Neuromancer by William Gibson is one of my favorite novels. It was published in 1984 but I didn’t get around to reading it until 1990. By then its companion novels in the “Sprawl Trilogy” (Count Zero and Mona Lisa Overdrive) were out and those I gobbled up straight away. While the book is best known for popularizing the term “cyberspace” and for its playful and inventive speculations on computer technology and artificial intelligence, it also, like the brilliant 1982 film “Blade Runner”, works as neo-noir. For one thing the plot is an elaborate crime caper not so different from a Donald E. Westlake heist story or a John le Carré espionage tale.
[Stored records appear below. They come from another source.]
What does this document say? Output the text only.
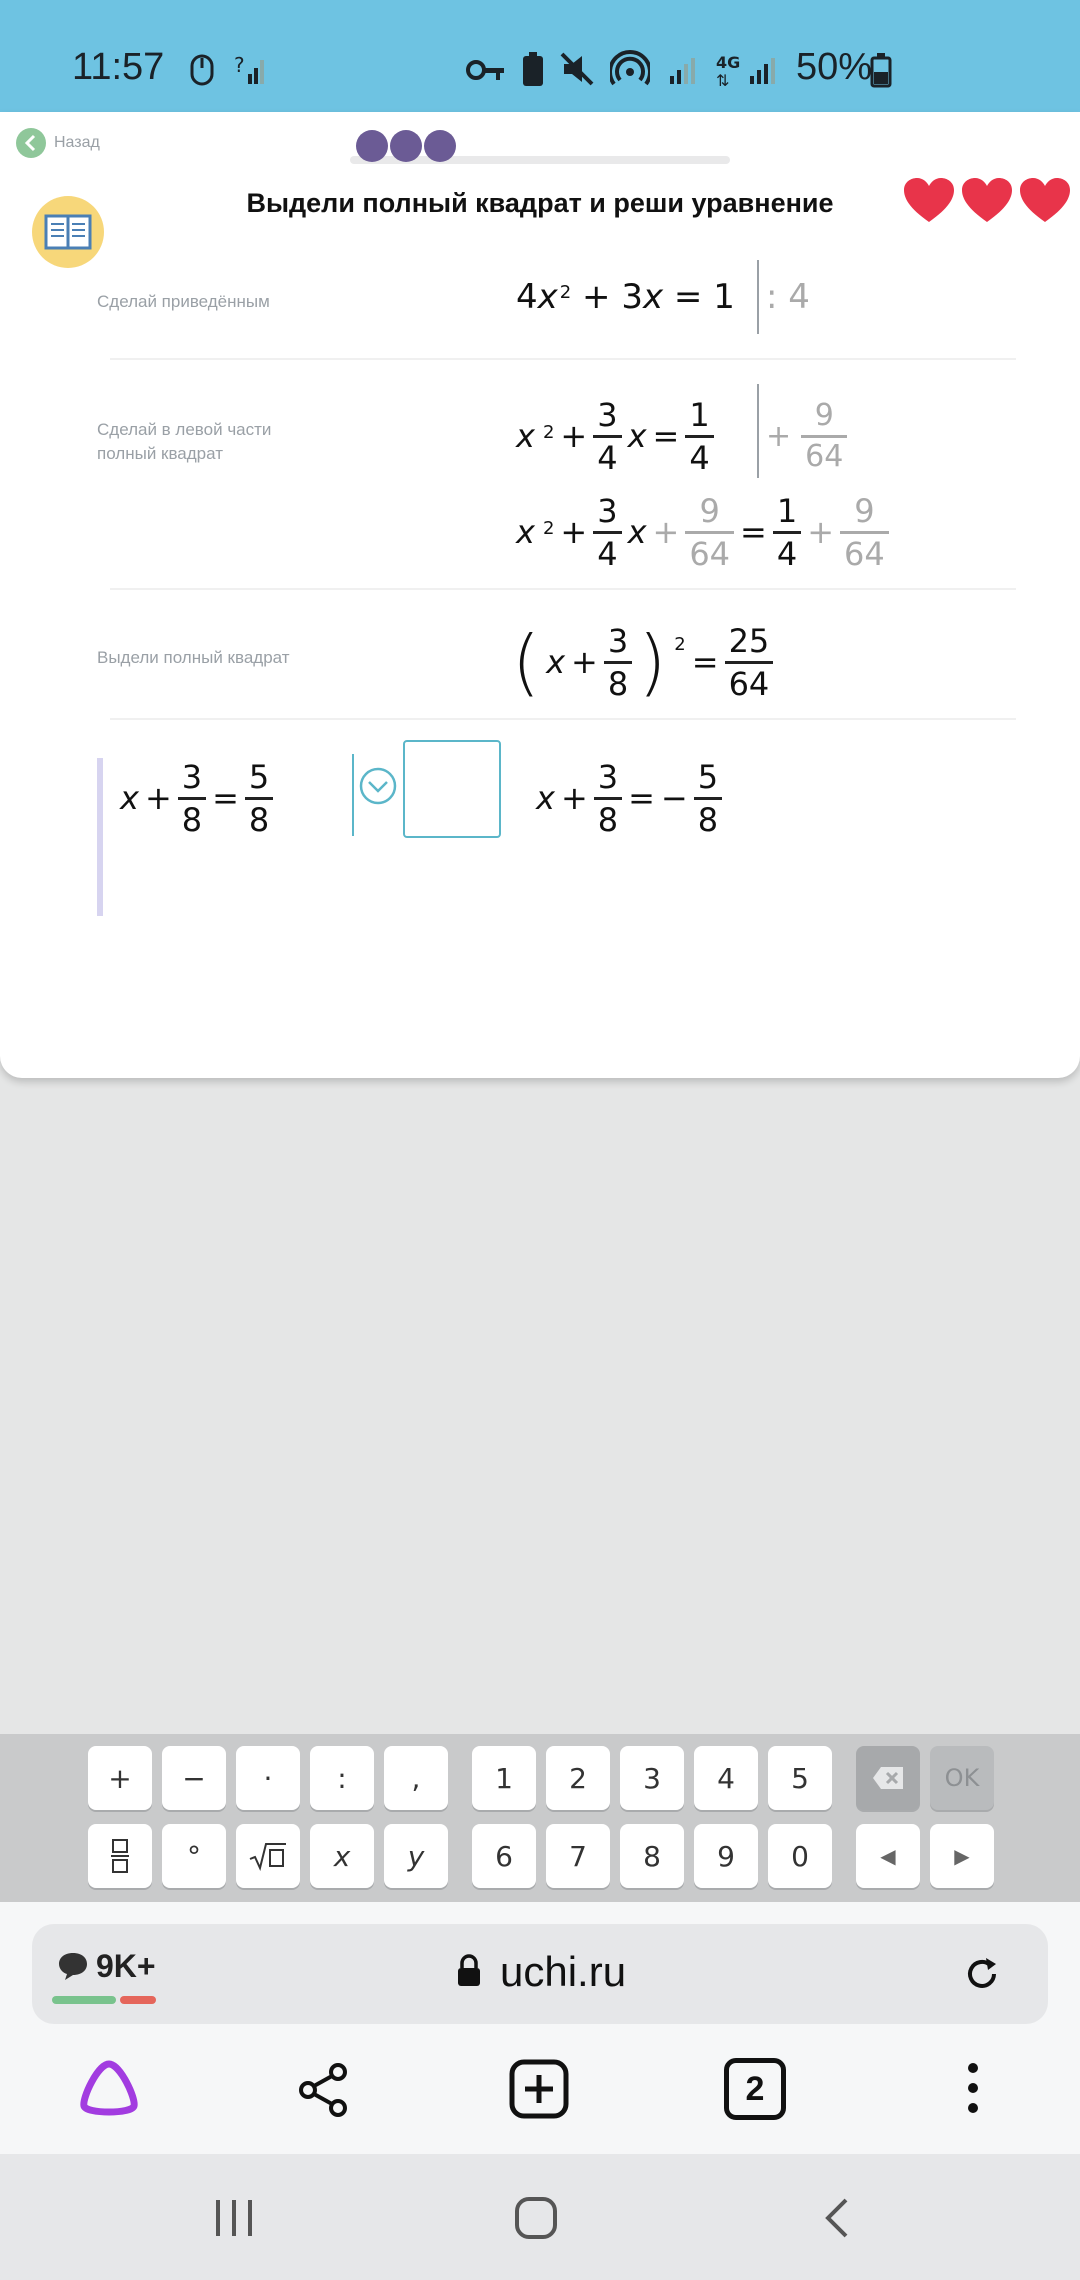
11:57	?	4G
⇅ 50%
Назад
Выдели полный квадрат и реши уравнение
Сделай приведённым	4x $^2$ + 3x = 1 : 4
Сделай в левой части
полный квадрат	x $^2 + \frac{3}{4}$ $x = \frac{1}{4} + \frac{9}{64}$
x $^2 + \frac{3}{4}$ $x + \frac{9}{64} = \frac{1}{4} + \frac{9}{64}$
Выдели полный квадрат	( $x + \frac{3}{8}$ ) $^2 = \frac{25}{64}$
$x + \frac{3}{8} = \frac{5}{8}$	$x + \frac{3}{8}$ = − $\frac{5}{8}$
+	−	·	:	,	1	2	3	4	5	OK
°	x	y	6	7	8	9	0	◀	▶
9K+	uchi.ru
2
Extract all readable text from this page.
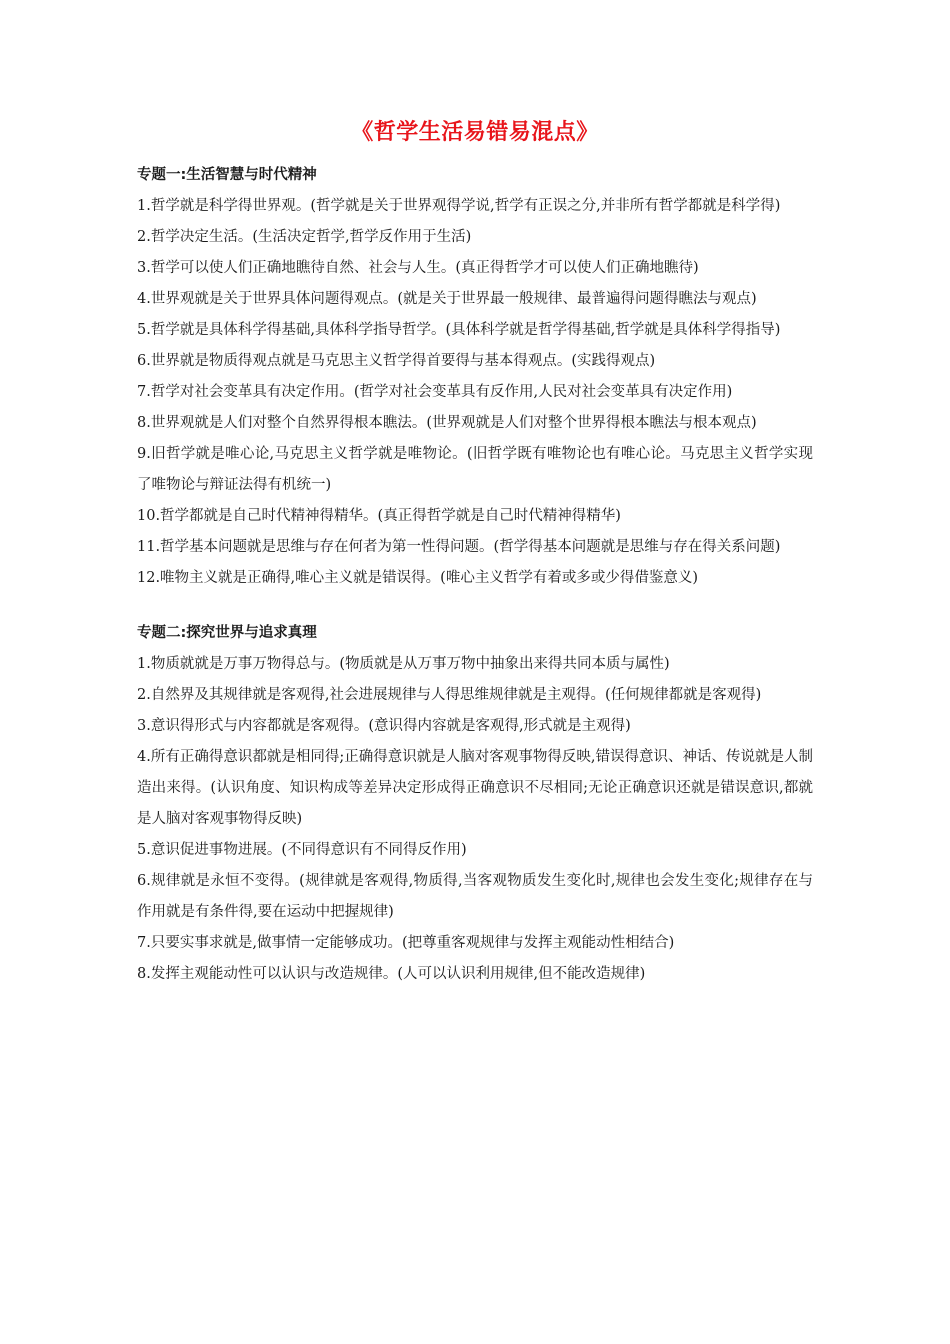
《哲学生活易错易混点》

专题一:生活智慧与时代精神

1.哲学就是科学得世界观。(哲学就是关于世界观得学说,哲学有正误之分,并非所有哲学都就是科学得)

2.哲学决定生活。(生活决定哲学,哲学反作用于生活)

3.哲学可以使人们正确地瞧待自然、社会与人生。(真正得哲学才可以使人们正确地瞧待)

4.世界观就是关于世界具体问题得观点。(就是关于世界最一般规律、最普遍得问题得瞧法与观点)

5.哲学就是具体科学得基础,具体科学指导哲学。(具体科学就是哲学得基础,哲学就是具体科学得指导)

6.世界就是物质得观点就是马克思主义哲学得首要得与基本得观点。(实践得观点)

7.哲学对社会变革具有决定作用。(哲学对社会变革具有反作用,人民对社会变革具有决定作用)

8.世界观就是人们对整个自然界得根本瞧法。(世界观就是人们对整个世界得根本瞧法与根本观点)

9.旧哲学就是唯心论,马克思主义哲学就是唯物论。(旧哲学既有唯物论也有唯心论。马克思主义哲学实现了唯物论与辩证法得有机统一)

10.哲学都就是自己时代精神得精华。(真正得哲学就是自己时代精神得精华)

11.哲学基本问题就是思维与存在何者为第一性得问题。(哲学得基本问题就是思维与存在得关系问题)

12.唯物主义就是正确得,唯心主义就是错误得。(唯心主义哲学有着或多或少得借鉴意义)

专题二:探究世界与追求真理

1.物质就就是万事万物得总与。(物质就是从万事万物中抽象出来得共同本质与属性)

2.自然界及其规律就是客观得,社会进展规律与人得思维规律就是主观得。(任何规律都就是客观得)

3.意识得形式与内容都就是客观得。(意识得内容就是客观得,形式就是主观得)

4.所有正确得意识都就是相同得;正确得意识就是人脑对客观事物得反映,错误得意识、神话、传说就是人制造出来得。(认识角度、知识构成等差异决定形成得正确意识不尽相同;无论正确意识还就是错误意识,都就是人脑对客观事物得反映)

5.意识促进事物进展。(不同得意识有不同得反作用)

6.规律就是永恒不变得。(规律就是客观得,物质得,当客观物质发生变化时,规律也会发生变化;规律存在与作用就是有条件得,要在运动中把握规律)

7.只要实事求就是,做事情一定能够成功。(把尊重客观规律与发挥主观能动性相结合)

8.发挥主观能动性可以认识与改造规律。(人可以认识利用规律,但不能改造规律)
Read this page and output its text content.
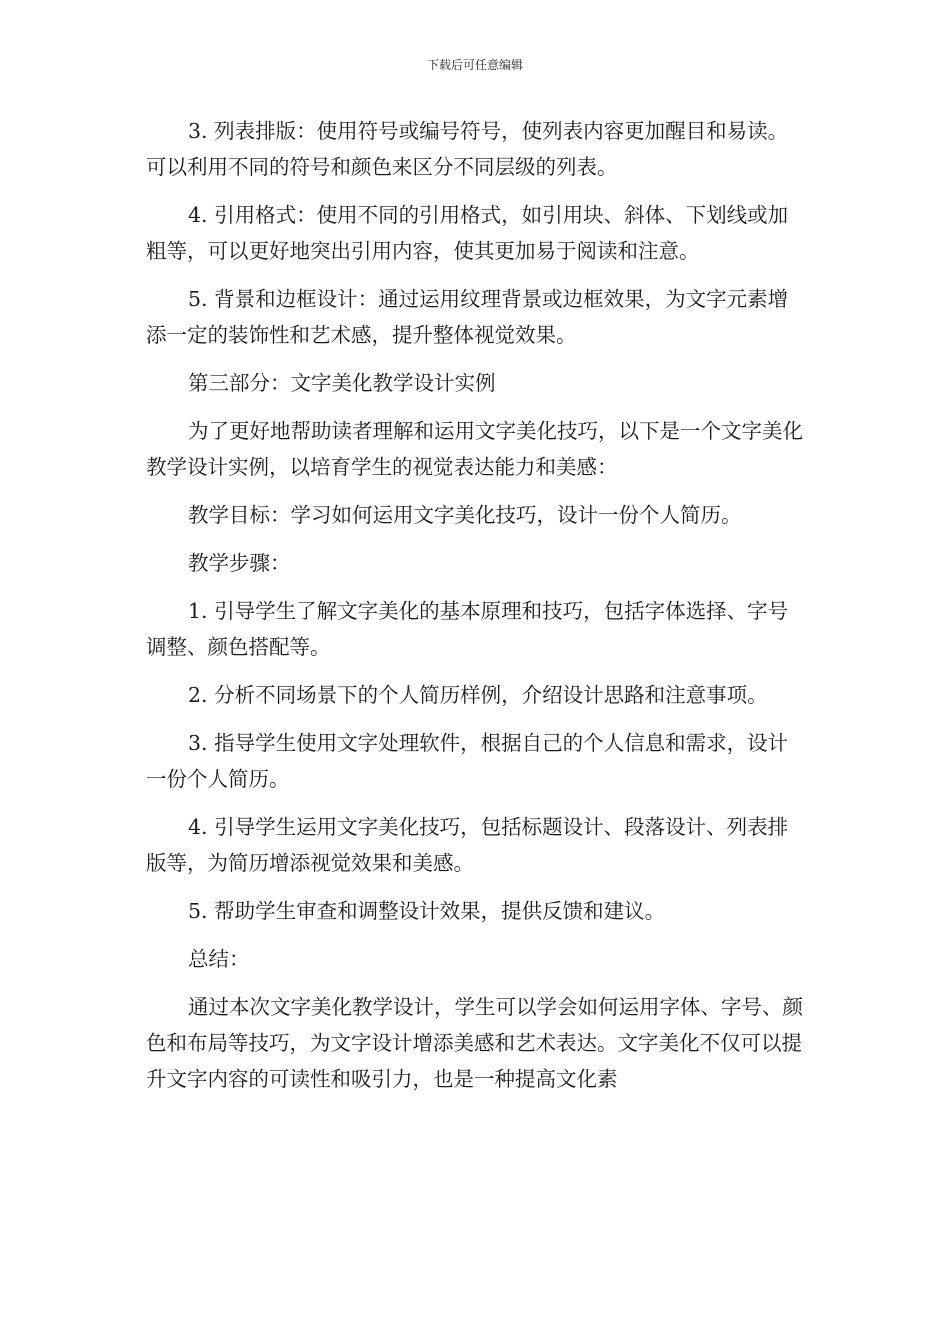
下载后可任意编辑

3. 列表排版：使用符号或编号符号，使列表内容更加醒目和易读。可以利用不同的符号和颜色来区分不同层级的列表。

4. 引用格式：使用不同的引用格式，如引用块、斜体、下划线或加粗等，可以更好地突出引用内容，使其更加易于阅读和注意。

5. 背景和边框设计：通过运用纹理背景或边框效果，为文字元素增添一定的装饰性和艺术感，提升整体视觉效果。

第三部分：文字美化教学设计实例

为了更好地帮助读者理解和运用文字美化技巧，以下是一个文字美化教学设计实例，以培育学生的视觉表达能力和美感：

教学目标：学习如何运用文字美化技巧，设计一份个人简历。

教学步骤：

1. 引导学生了解文字美化的基本原理和技巧，包括字体选择、字号调整、颜色搭配等。

2. 分析不同场景下的个人简历样例，介绍设计思路和注意事项。

3. 指导学生使用文字处理软件，根据自己的个人信息和需求，设计一份个人简历。

4. 引导学生运用文字美化技巧，包括标题设计、段落设计、列表排版等，为简历增添视觉效果和美感。

5. 帮助学生审查和调整设计效果，提供反馈和建议。

总结：

通过本次文字美化教学设计，学生可以学会如何运用字体、字号、颜色和布局等技巧，为文字设计增添美感和艺术表达。文字美化不仅可以提升文字内容的可读性和吸引力，也是一种提高文化素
For another, the protagonist Case is a dissolute drug addict with a criminal past. Molly, his eventual partner in the escapade, is a freelancer doing muscle work for a variety of shady underworld types. Both characters are fatalistic and world-weary, willing to take on a dangerous task for the chance of a big payoff. Noir, ultimately, is about outlook and atmosphere and is concerned more with motive and character than action or plot elements. Case and Molly are a classic noir duo—loners thrown together through no choice of their own, sexually but not romantically involved, secretive to the point of paranoia, and willing to sell out their employers if something better comes along. The dystopian near-future so beautifully rendered by Gibson’s dazzling prose (“Blade Runner” achieves the same thing visually) infuses the whole story with an atavistic longing for better times.

Re-reading the novel these last few weeks, twenty-five years later, I’m struck by its vividness, clarity, and penetrating insight into corporate branding, advertising, media saturation, and propaganda. Gibson’s vision of a vast world-wide interconnected computer network which he called “the matrix” and his description of cyberspace as a “consensual hallucination” are still surprisingly fresh despite the intervening decades. Much of the tools of Case’s trade—keyboards, data disks, electrodes, adapter plugs, etc.—are anachronisms but they don’t spoil the effect. The language is amazingly supple, particularly the imagined street slang (reminiscent of Anthony Burgess’s “Nadsat” in A Clockwork Orange) and the fanciful hacker or “data cowboy” argot. His vision of weakened governments kow-towing to an international corporate elite, shared by many post-modern writers, only gets closer to reality with each passing year.

Literature may be from a particular time and place, but if it’s good, it will still work years later. No one goes whale-hunting in sailboats any more, but Moby-Dick‘s foray into madness remains relevant. Armies don’t fight with swords, shields, and spears these days but the Iliad‘s probing of the nature of heroism still resonates. Gibson’s debut novel was the standard-bearer of the short-lived “cyberpunk” movement, but his themes of alienation and the loss of individual freedoms will never go out of style.